Foto yang diambil pada tanggal 1 Januari 1960 ini tampaknya merekam silahturahmi pada acara Tahun Baru. Akan tetapi, acara yang bersifat resmi itu (jas, dasi, kebaya) digambarkan sebagai ajang lucu-lucuan dengan kalimat "KLIK .... kena deh.... awass sehabis sungkeman cek cincinnya...." (Awalnya, sebelum diedit ulang, tertulis "KLIK .... kena deh.... awass cek cincinnya....").

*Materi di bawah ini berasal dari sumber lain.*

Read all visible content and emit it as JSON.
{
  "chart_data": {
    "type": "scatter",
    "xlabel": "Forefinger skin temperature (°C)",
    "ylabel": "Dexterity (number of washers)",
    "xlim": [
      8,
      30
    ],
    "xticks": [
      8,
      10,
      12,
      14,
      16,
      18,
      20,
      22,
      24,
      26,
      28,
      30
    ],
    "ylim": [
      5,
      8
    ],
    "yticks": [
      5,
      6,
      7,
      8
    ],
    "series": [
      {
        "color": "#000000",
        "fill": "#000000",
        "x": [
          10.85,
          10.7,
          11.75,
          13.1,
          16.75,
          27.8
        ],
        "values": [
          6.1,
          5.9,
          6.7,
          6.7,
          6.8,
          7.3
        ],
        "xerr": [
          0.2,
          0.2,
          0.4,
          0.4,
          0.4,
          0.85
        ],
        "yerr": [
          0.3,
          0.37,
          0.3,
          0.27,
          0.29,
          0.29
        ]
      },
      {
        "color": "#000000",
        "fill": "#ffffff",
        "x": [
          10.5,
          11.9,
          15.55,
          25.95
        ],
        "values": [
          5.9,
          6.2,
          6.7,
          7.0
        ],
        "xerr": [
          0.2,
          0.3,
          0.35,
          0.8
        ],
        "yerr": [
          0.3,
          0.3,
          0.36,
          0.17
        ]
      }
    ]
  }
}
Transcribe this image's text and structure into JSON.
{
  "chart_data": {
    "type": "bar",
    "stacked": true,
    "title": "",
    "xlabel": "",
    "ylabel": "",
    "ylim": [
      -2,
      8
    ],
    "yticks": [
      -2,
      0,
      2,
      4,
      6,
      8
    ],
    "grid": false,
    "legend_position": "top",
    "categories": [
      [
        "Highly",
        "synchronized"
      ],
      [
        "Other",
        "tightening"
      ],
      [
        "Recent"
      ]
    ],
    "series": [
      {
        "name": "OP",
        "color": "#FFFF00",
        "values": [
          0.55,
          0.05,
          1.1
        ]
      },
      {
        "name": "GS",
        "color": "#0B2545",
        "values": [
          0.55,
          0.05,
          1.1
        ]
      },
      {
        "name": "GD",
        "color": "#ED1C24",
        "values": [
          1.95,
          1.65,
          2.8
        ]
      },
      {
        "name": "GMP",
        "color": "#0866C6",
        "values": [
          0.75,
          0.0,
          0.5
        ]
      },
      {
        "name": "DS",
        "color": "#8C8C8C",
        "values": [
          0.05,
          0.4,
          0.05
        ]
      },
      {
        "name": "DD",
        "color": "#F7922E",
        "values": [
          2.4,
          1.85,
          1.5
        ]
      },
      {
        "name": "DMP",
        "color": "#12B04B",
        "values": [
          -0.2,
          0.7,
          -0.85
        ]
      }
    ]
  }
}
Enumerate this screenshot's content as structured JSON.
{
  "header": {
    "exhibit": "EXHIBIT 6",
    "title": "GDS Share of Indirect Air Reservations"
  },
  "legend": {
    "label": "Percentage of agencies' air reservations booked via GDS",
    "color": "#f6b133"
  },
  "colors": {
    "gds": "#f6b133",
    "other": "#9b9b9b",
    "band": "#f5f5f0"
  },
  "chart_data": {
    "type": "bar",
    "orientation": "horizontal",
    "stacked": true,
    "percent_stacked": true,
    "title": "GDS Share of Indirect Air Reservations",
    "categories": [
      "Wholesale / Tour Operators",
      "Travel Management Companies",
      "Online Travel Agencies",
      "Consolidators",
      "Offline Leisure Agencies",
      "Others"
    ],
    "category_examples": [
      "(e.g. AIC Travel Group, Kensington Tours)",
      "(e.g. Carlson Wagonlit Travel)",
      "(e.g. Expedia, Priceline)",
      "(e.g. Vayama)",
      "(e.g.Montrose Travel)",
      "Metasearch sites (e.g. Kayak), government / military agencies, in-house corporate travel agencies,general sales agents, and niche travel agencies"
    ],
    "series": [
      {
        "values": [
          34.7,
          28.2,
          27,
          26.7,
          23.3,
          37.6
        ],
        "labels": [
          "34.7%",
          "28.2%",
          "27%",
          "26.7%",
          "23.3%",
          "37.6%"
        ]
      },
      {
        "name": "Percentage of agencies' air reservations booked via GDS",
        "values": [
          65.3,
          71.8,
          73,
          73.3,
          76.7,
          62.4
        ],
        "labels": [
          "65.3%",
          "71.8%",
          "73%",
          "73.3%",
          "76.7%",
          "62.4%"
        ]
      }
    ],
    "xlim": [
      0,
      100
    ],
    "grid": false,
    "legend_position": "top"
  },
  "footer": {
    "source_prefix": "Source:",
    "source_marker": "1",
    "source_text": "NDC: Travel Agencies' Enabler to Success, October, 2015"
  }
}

Sebenarnya, foto yang dimaksud sudah self-explanatory, dimana tanpa keterangan tertulispun makna yang akan disampaikan oleh foto itu sudah cukup jelas. Akan tetapi, sulit rasanya untuk mempercayai bahwa "keterangan lucu" itu memberikan ilustrasi betapa pilihan kata dan pertanyaan-pertanyaan "lucu" tersebut, secara tidak sadar, merupakan refleksi atau cerminan dari cara berpikir si penulis "memandang" (baca: melecehkan) Soekarno dan the (unidentified) guest pada saat Moderator "membaca" foto itu.
Komen-komen yang merupakan reaksi dari artikel utama (BUKAN greeting atau chatting di profile/kamar pribadi) "rata-rata" menunjukkan bahwa foto dan keterangan gambar telah membuat para pembaca/komentator membuat suatu kesimpulan atau intepretasi sesuai dengan maksud dan tujuan Moderator. Sebagai active readers apakah kita serta-merta setuju begitu saja dengan membiarkan foto tersebut "dilecehkan" (baca: diinterpretasikan) sedemikian rupa? Entahlah ..., untuk suatu CJ dengan moto "Siapa Saja, Menulis Apa Saja" mungkin hal ini bisa "dibenarkan"?
Ada kasus dimana caption atau keterangan foto mempertegas makna dari suatu foto. Akan tetapi tidak berarti keterangan tekstual itu harus mendominasi dan dijadikan satu-satunya makna dan lebih berharga dibanding foto itu sendiri. Kembali ke kutipan di awal tulisan ini, apakah "written words do the job better?"